In the fourth quarter of 2000, the SEC also asserted, Charter improperly inflated its year-end revenue and operating cash flow by $17 million when it realized that these figures would otherwise come in below analysts’ expectations. According to the commission, Charter entered into one contract under which it agreed to pay two suppliers an additional $20 for each digital converter that the company purchased. Simultaneously, the SEC maintained, the company entered into a second contract under which those suppliers agreed to purchase $20 in advertising services from Charter for each converter purchased.

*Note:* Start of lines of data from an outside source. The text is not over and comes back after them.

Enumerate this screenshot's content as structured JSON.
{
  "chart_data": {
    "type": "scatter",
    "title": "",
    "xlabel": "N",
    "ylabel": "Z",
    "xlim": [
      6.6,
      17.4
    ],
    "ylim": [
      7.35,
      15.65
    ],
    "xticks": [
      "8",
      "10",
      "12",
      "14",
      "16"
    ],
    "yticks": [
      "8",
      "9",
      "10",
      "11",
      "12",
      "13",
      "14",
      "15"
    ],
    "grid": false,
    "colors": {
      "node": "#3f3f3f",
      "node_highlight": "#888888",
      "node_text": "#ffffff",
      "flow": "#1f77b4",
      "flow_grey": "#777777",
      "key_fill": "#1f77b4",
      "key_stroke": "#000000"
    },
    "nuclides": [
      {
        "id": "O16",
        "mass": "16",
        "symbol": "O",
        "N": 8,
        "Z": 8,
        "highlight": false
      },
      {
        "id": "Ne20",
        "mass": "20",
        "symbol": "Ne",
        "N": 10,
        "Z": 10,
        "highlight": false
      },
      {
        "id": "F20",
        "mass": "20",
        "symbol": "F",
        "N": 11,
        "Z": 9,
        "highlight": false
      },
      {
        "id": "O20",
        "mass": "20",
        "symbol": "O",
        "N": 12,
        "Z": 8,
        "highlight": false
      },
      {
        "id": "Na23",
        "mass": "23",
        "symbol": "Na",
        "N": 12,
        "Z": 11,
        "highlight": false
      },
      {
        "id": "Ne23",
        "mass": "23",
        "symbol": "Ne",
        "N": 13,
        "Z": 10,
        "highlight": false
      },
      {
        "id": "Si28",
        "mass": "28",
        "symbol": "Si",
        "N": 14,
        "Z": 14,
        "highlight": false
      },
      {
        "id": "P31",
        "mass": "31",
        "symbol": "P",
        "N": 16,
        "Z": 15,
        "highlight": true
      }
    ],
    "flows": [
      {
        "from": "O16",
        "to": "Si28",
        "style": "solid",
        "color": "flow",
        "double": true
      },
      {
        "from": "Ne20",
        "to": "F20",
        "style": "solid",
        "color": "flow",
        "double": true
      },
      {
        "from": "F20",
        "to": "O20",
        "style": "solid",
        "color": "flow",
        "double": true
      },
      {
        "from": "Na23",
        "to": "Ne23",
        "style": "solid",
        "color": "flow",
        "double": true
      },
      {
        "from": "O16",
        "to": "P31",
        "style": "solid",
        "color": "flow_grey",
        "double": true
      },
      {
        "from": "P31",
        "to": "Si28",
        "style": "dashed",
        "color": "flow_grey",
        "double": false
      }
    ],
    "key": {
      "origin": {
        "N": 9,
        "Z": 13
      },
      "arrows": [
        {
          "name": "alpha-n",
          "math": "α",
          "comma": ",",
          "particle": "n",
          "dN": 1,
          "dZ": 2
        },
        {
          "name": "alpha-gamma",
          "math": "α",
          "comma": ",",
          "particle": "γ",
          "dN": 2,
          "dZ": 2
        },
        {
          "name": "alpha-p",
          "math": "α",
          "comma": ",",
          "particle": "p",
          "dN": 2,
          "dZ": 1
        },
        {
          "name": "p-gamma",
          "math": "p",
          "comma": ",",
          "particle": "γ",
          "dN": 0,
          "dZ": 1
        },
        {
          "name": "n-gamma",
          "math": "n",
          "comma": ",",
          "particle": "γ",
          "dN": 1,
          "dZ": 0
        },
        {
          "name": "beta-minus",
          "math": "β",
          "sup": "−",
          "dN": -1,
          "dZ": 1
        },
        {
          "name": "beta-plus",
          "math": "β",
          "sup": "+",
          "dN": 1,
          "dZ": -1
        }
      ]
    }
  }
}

In effect, the SEC charged, Charter gave these suppliers money to purchase its advertising services. “By increasing its revenue and operating cash flow with the $20 it was paid by the suppliers as advertising revenue, Charter improperly inflated its 2000 year-end revenue and operating cash flow” in its annual report, the commission added.

In July 2003, a federal grand jury charged four former officers of Charter Communications with conspiracy and fraud, alleging improper accounting and reporting of revenue from suppliers of digital converters, as well as inflated subscriber account numbers, according to the Associated Press.